Impetigo is a bacterial skin infection that occurs when the skin has been injured by a scrape or insect bite and most often occurs in the summer.
What are the symptoms of impetigo?
Infection occurs primarily around the mouth or nose, or on exposed skin of the face or limbs as a cluster of red bumps or blisters, which may then ooze a clear or yellow fluid or become covered by an itchy honey-coloured crust. The infection is usually accompanied by fever, pain, general weakness and swelling.
How is impetigo spread?
The infection is spread by direct and indirect contact with infected, draining sores. Impetigo can be spread from one part of the body to another by scratching with contaminated fingers. It can also be spread on bed linens, towels or clothing that has been in contact with infected skin. Keeping sores covered helps to prevent the spread of infection.

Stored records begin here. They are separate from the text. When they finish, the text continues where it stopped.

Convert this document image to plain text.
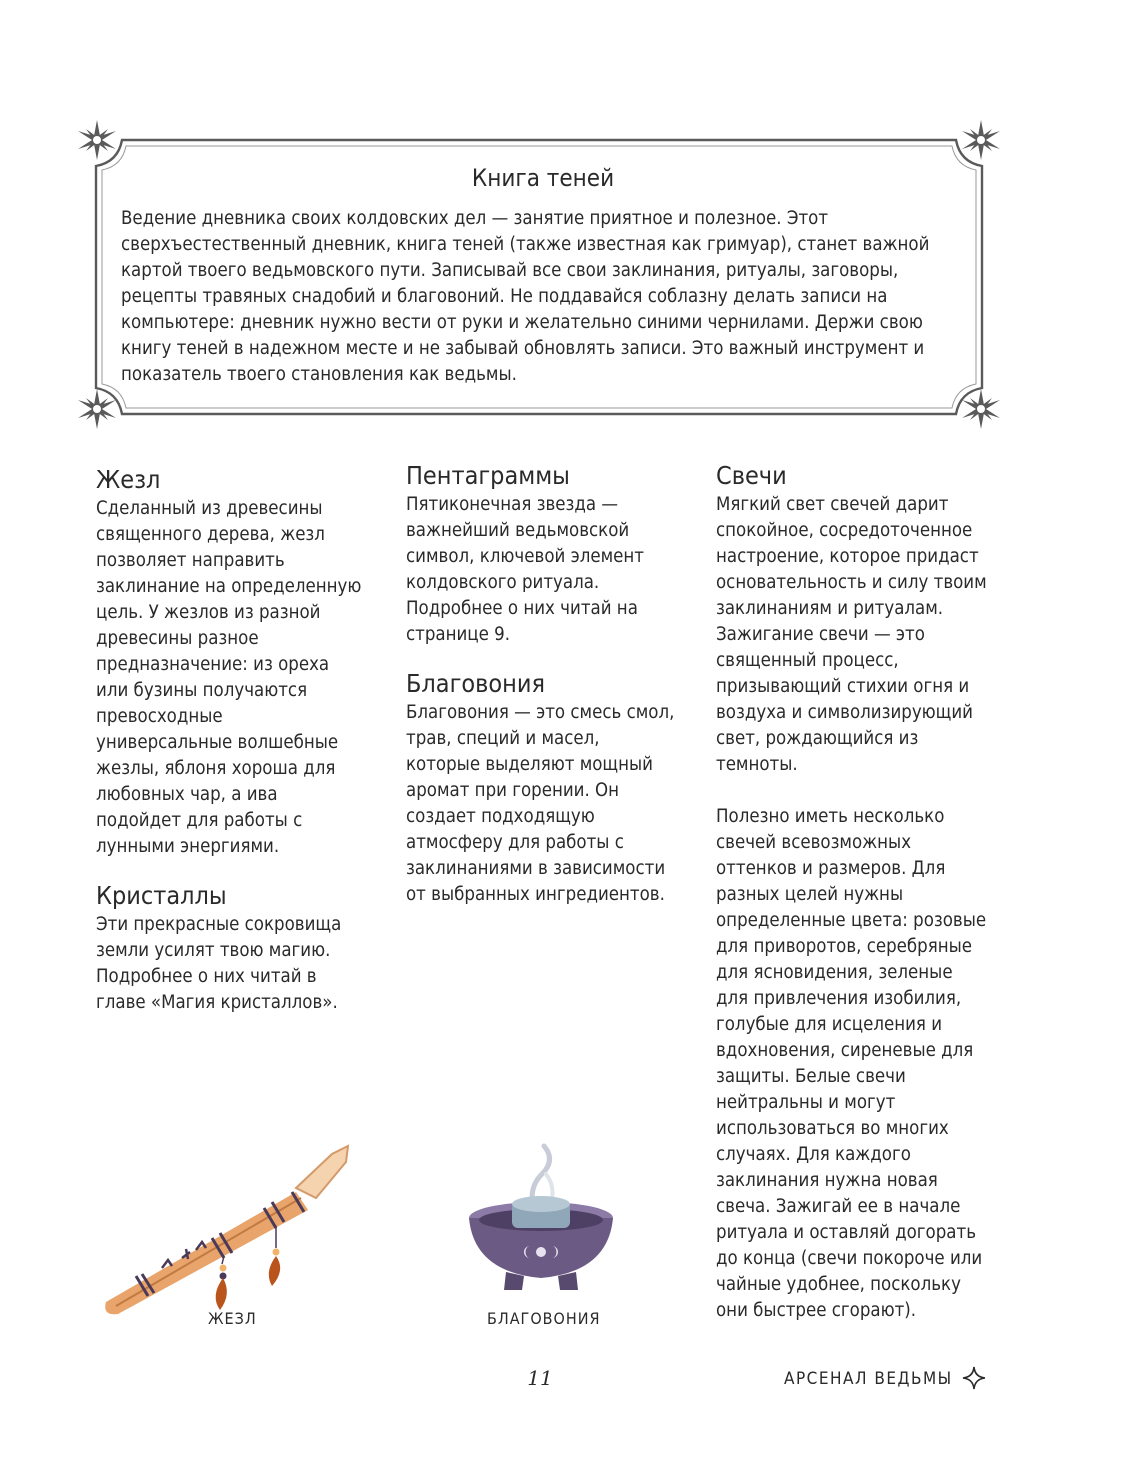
Книга теней
Ведение дневника своих колдовских дел — занятие приятное и полезное. Этот сверхъестественный дневник, книга теней (также известная как гримуар), станет важной картой твоего ведьмовского пути. Записывай все свои заклинания, ритуалы, заговоры, рецепты травяных снадобий и благовоний. Не поддавайся соблазну делать записи на компьютере: дневник нужно вести от руки и желательно синими чернилами. Держи свою книгу теней в надежном месте и не забывай обновлять записи. Это важный инструмент и показатель твоего становления как ведьмы.
Жезл

Сделанный из древесины священного дерева, жезл позволяет направить заклинание на определенную цель. У жезлов из разной древесины разное предназначение: из ореха или бузины получаются превосходные универсальные волшебные жезлы, яблоня хороша для любовных чар, а ива подойдет для работы с лунными энергиями.

Кристаллы

Эти прекрасные сокровища земли усилят твою магию. Подробнее о них читай в главе «Магия кристаллов».

Пентаграммы

Пятиконечная звезда — важнейший ведьмовской символ, ключевой элемент колдовского ритуала. Подробнее о них читай на странице 9.

Благовония

Благовония — это смесь смол, трав, специй и масел, которые выделяют мощный аромат при горении. Он создает подходящую атмосферу для работы с заклинаниями в зависимости от выбранных ингредиентов.

Свечи

Мягкий свет свечей дарит спокойное, сосредоточенное настроение, которое придаст основательность и силу твоим заклинаниям и ритуалам. Зажигание свечи — это священный процесс, призывающий стихии огня и воздуха и символизирующий свет, рождающийся из темноты.

Полезно иметь несколько свечей всевозможных оттенков и размеров. Для разных целей нужны определенные цвета: розовые для приворотов, серебряные для ясновидения, зеленые для привлечения изобилия, голубые для исцеления и вдохновения, сиреневые для защиты. Белые свечи нейтральны и могут использоваться во многих случаях. Для каждого заклинания нужна новая свеча. Зажигай ее в начале ритуала и оставляй догорать до конца (свечи покороче или чайные удобнее, поскольку они быстрее сгорают).

ЖЕЗЛ	БЛАГОВОНИЯ
11	АРСЕНАЛ ВЕДЬМЫ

How long is impetigo contagious?
It is contagious as long as the sores continue to drain fluid.
How is impetigo treated?
The infection is treated with antibiotics, either oral or applied as an ointment to the skin.
More to know:
- Having impetigo is not linked to uncleanliness.

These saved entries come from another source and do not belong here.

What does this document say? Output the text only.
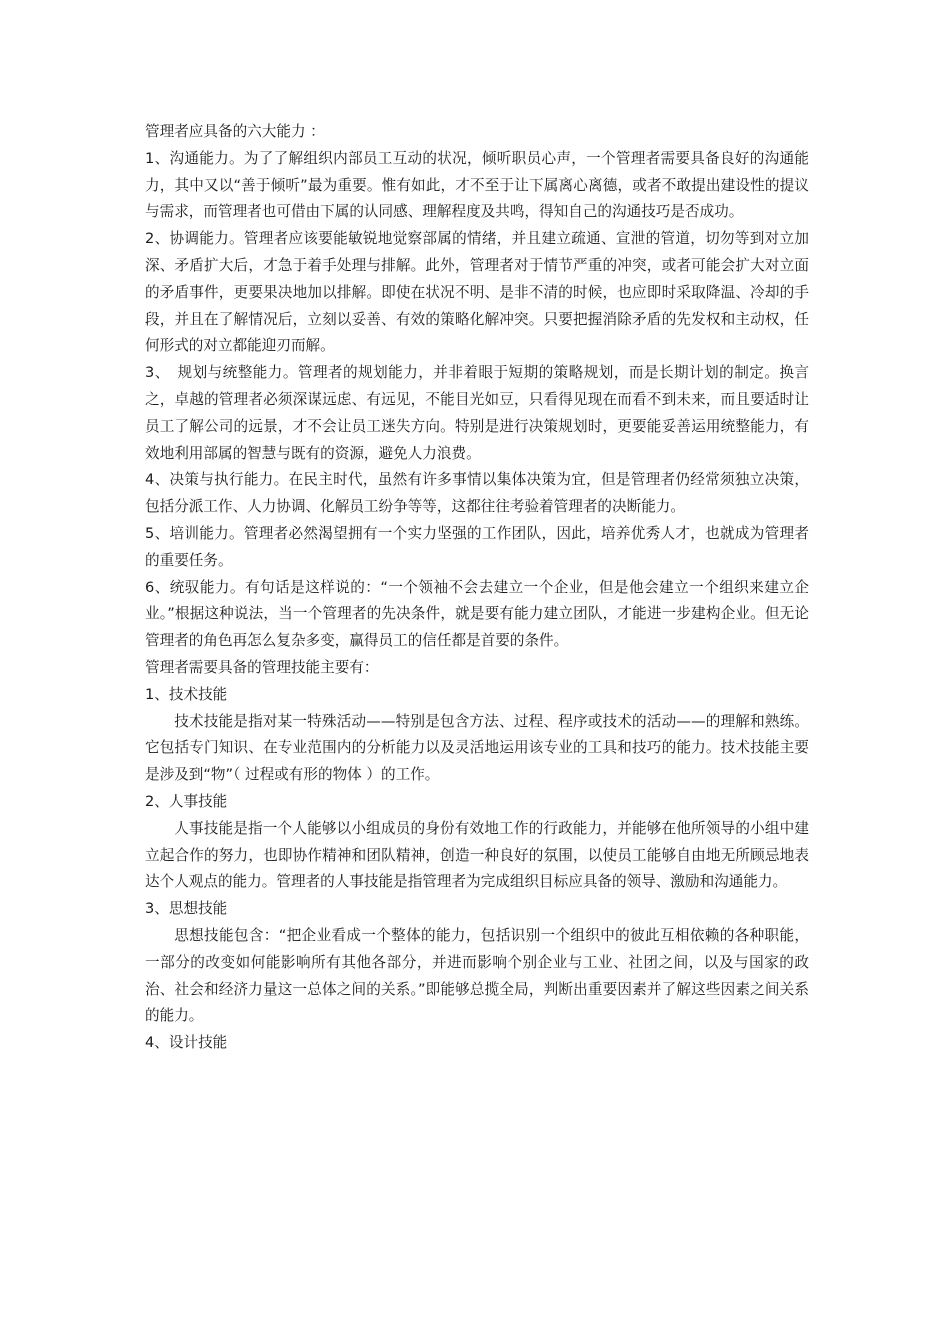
管理者应具备的六大能力 ：

1、沟通能力。为了了解组织内部员工互动的状况，倾听职员心声，一个管理者需要具备良好的沟通能力，其中又以“善于倾听”最为重要。惟有如此，才不至于让下属离心离德，或者不敢提出建设性的提议与需求，而管理者也可借由下属的认同感、理解程度及共鸣，得知自己的沟通技巧是否成功。

2、协调能力。管理者应该要能敏锐地觉察部属的情绪，并且建立疏通、宣泄的管道，切勿等到对立加深、矛盾扩大后，才急于着手处理与排解。此外，管理者对于情节严重的冲突，或者可能会扩大对立面的矛盾事件，更要果决地加以排解。即使在状况不明、是非不清的时候，也应即时采取降温、冷却的手段，并且在了解情况后，立刻以妥善、有效的策略化解冲突。只要把握消除矛盾的先发权和主动权，任何形式的对立都能迎刃而解。

3、　规划与统整能力。管理者的规划能力，并非着眼于短期的策略规划，而是长期计划的制定。换言之，卓越的管理者必须深谋远虑、有远见，不能目光如豆，只看得见现在而看不到未来，而且要适时让员工了解公司的远景，才不会让员工迷失方向。特别是进行决策规划时，更要能妥善运用统整能力，有效地利用部属的智慧与既有的资源，避免人力浪费。

4、决策与执行能力。在民主时代，虽然有许多事情以集体决策为宜，但是管理者仍经常须独立决策，包括分派工作、人力协调、化解员工纷争等等，这都往往考验着管理者的决断能力。

5、培训能力。管理者必然渴望拥有一个实力坚强的工作团队，因此，培养优秀人才，也就成为管理者的重要任务。

6、统驭能力。有句话是这样说的：“一个领袖不会去建立一个企业，但是他会建立一个组织来建立企业。”根据这种说法，当一个管理者的先决条件，就是要有能力建立团队，才能进一步建构企业。但无论管理者的角色再怎么复杂多变，赢得员工的信任都是首要的条件。

管理者需要具备的管理技能主要有：

1、技术技能

技术技能是指对某一特殊活动——特别是包含方法、过程、程序或技术的活动——的理解和熟练。它包括专门知识、在专业范围内的分析能力以及灵活地运用该专业的工具和技巧的能力。技术技能主要是涉及到“物”（ 过程或有形的物体 ）的工作。

2、人事技能

人事技能是指一个人能够以小组成员的身份有效地工作的行政能力，并能够在他所领导的小组中建立起合作的努力，也即协作精神和团队精神，创造一种良好的氛围，以使员工能够自由地无所顾忌地表达个人观点的能力。管理者的人事技能是指管理者为完成组织目标应具备的领导、激励和沟通能力。

3、思想技能

思想技能包含：“把企业看成一个整体的能力，包括识别一个组织中的彼此互相依赖的各种职能，一部分的改变如何能影响所有其他各部分，并进而影响个别企业与工业、社团之间，以及与国家的政治、社会和经济力量这一总体之间的关系。”即能够总揽全局，判断出重要因素并了解这些因素之间关系的能力。

4、设计技能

- Impetigo often affects school-aged children who are in crowded conditions, play contact sports, or have other skin problems or irritations.
- A doctor usually diagnoses impetigo by sight. However, a skin swab may be used to identify the type of bacteria that caused the infection, but this test usually isn't necessary.
- Children may return to school after treatment with antibiotics for at least 24 hours.
- Proper hand hygiene is very important to prevent the spread of the infection.